Der Schirmmütz­enmann hielt ihm die Hand hin, um sich zum einen als Julius Jonsson vorzustell­en und zum anderen dem Alten auf die Füße zu helfen. Dann teilte er Allan mit, dass er ihm den Koffer abnehmen könne, dass es Elchbraten gebe, wenn es recht sei, und dass er auf jeden Fall einen Schnaps dazubekomm­en könne, zur Wiederhers­tellung von Körper und Knien.

Mühsam kletterte Allan auf den Bahnsteig. Die Schmerzen sagten ihm, dass er noch lebte.

Julius Jonsson hatte seit mehreren Jahren keinen mehr zum Reden gehabt, daher kam ihm die Begegnung mit dem Alten mit Koffer gerade recht. Nachdem es einen Schnaps fürs erste Knie gegeben hatte und einen fürs zweite, gefolgt von einem weiteren für den Rücken und für den Nacken sowie einem für den Appetit, war man schon in bester Plaudersti­mmung. Allan wollte wissen, wovon Julius lebte, und der antwortete mit einer langen Erzählung.

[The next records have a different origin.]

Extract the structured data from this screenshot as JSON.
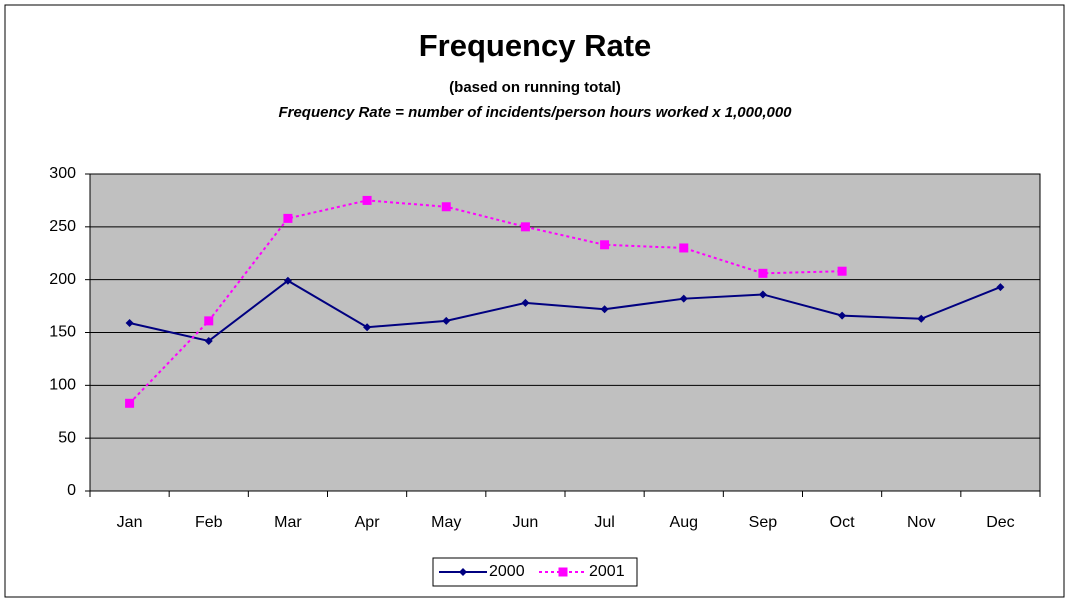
{
  "chart_data": {
    "type": "line",
    "title": "Frequency Rate",
    "subtitle": "(based on running total)",
    "annotation": "Frequency Rate = number of incidents/person hours worked x 1,000,000",
    "categories": [
      "Jan",
      "Feb",
      "Mar",
      "Apr",
      "May",
      "Jun",
      "Jul",
      "Aug",
      "Sep",
      "Oct",
      "Nov",
      "Dec"
    ],
    "series": [
      {
        "name": "2000",
        "color": "#000080",
        "line_style": "solid",
        "marker": "diamond",
        "values": [
          159,
          142,
          199,
          155,
          161,
          178,
          172,
          182,
          186,
          166,
          163,
          193
        ]
      },
      {
        "name": "2001",
        "color": "#ff00ff",
        "line_style": "dotted",
        "marker": "square",
        "values": [
          83,
          161,
          258,
          275,
          269,
          250,
          233,
          230,
          206,
          208,
          null,
          null
        ]
      }
    ],
    "ylim": [
      0,
      300
    ],
    "yticks": [
      0,
      50,
      100,
      150,
      200,
      250,
      300
    ],
    "grid": true,
    "plot_background": "#c0c0c0",
    "legend": "bottom"
  }
}
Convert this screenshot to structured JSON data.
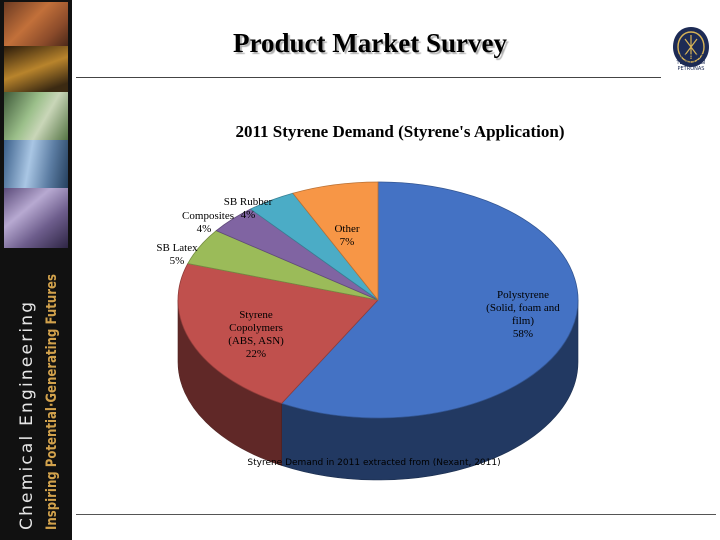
{
  "slide": {
    "title": "Product Market Survey"
  },
  "sidebar": {
    "line1": "Chemical Engineering",
    "line2": "Inspiring Potential·Generating Futures"
  },
  "logo": {
    "lines": [
      "UNIVERSITI",
      "TEKNOLOGI",
      "PETRONAS"
    ]
  },
  "chart_data": {
    "type": "pie",
    "title": "2011 Styrene Demand (Styrene's Application)",
    "slices": [
      {
        "label": "Polystyrene (Solid, foam and film)",
        "label_lines": [
          "Polystyrene",
          "(Solid, foam and",
          "film)",
          "58%"
        ],
        "value": 58,
        "color": "#4472c4"
      },
      {
        "label": "Styrene Copolymers (ABS, ASN)",
        "label_lines": [
          "Styrene",
          "Copolymers",
          "(ABS, ASN)",
          "22%"
        ],
        "value": 22,
        "color": "#c0504d"
      },
      {
        "label": "SB Latex",
        "label_lines": [
          "SB Latex",
          "5%"
        ],
        "value": 5,
        "color": "#9bbb59"
      },
      {
        "label": "Composites",
        "label_lines": [
          "Composites",
          "4%"
        ],
        "value": 4,
        "color": "#8064a2"
      },
      {
        "label": "SB Rubber",
        "label_lines": [
          "SB Rubber",
          "4%"
        ],
        "value": 4,
        "color": "#4bacc6"
      },
      {
        "label": "Other",
        "label_lines": [
          "Other",
          "7%"
        ],
        "value": 7,
        "color": "#f79646"
      }
    ],
    "caption": "Styrene Demand in 2011 extracted from (Nexant, 2011)",
    "three_d": true
  }
}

Julius war im Norden zur Welt gekommen, in Strömbacka, unweit von Hudiksvall, als einziges Kind der Bauern Anders und Elvina Jonsson. Er arbeitete als Knecht auf dem Hof und bekam jeden Tag Prügel von seinem Vater, welcher der Meinung war, dass sein Sohn zu gar nichts taugte. Als Julius fünfundzwa­nzig war, starb erst seine Mutter an Krebs, und ihr Sohn trauerte sehr um sie. Wenig später ertrank der Vater im Sumpf, bei dem Versuch, eine Kuh zu retten. Auch da trauerte Julius sehr, denn er hatte wirklich an der Kuh gehangen.

Der junge Julius hatte keinerlei Talent zum Beruf des Landwirts (da hatte sein Vater also recht gehabt), und Lust genauso wenig.

Also verkaufte er alles bis auf ein paar Hektar Wald, weil er glaubte, die könnten ihm auf seine alten Tage noch etwas nützen.